English
For α finite and n ≥ 2 with n ≤ |α|, the number of permutations whose cycle type is exactly {n} equals (n−1)! times binomial(|α|, n).
Русский
Для конечного α и n ≥ 2 с n ≤ |α| число перестановок с цикловым типом ровно {n} равно (n−1)! умножить на биномиал(|α|, n).
LaTeX
$$$\#\{ g \in \mathrm{Perm}(α) : g.cycleType = \{ n \} \} = (n-1)! \cdot \binom{|α|}{n}$$$
Lean4
/-- The number of cycles of given length -/
theorem card_of_cycleType_singleton {n : ℕ} (hn' : 2 ≤ n) (hα : n ≤ card α) :
#({g | g.cycleType = { n }} : Finset (Perm α)) = (n - 1)! * (choose (card α) n) :=
by
have hn₀ : n ≠ 0 := by omega
have aux : n ! = (n - 1)! * n := by rw [mul_comm, mul_factorial_pred hn₀]

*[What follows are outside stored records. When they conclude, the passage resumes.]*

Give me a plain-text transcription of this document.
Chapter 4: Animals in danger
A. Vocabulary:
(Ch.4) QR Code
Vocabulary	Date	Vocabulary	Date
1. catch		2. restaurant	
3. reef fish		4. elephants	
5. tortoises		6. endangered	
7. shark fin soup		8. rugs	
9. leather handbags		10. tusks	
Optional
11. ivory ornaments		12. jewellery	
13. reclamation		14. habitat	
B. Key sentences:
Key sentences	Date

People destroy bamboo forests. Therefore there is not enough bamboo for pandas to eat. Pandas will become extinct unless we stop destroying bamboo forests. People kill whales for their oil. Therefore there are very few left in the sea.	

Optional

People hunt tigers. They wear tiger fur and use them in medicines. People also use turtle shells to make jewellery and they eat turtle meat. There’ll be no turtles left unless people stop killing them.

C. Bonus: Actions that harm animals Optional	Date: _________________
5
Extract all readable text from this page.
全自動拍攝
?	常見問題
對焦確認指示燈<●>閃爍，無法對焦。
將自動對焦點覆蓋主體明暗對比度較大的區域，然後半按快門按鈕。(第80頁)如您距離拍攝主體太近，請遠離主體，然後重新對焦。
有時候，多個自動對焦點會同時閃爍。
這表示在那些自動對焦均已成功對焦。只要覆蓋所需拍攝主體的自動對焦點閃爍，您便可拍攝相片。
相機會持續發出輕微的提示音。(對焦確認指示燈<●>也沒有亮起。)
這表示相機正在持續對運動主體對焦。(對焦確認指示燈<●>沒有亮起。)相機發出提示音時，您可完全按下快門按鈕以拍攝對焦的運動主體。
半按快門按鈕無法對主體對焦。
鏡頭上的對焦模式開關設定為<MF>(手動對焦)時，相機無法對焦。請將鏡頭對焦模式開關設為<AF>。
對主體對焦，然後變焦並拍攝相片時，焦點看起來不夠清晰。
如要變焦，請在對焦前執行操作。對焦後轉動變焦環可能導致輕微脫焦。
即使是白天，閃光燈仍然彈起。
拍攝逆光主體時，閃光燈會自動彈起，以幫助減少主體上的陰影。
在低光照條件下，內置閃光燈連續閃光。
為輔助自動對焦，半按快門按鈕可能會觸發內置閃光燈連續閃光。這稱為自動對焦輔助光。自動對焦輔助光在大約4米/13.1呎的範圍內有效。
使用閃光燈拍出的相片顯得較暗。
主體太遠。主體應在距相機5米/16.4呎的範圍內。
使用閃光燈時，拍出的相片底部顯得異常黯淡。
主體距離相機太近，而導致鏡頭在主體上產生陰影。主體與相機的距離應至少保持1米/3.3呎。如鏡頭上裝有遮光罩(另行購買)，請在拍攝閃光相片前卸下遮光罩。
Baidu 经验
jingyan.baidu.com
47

rw [mul_comm, ← Nat.mul_left_inj hn₀, mul_assoc, ← aux, ← Nat.mul_left_inj (factorial_ne_zero _),
Nat.choose_mul_factorial_mul_factorial hα, mul_assoc]
simpa [ite_and, if_pos hα, if_pos hn', mul_comm _ n, mul_assoc] using card_of_cycleType_mul_eq α { n }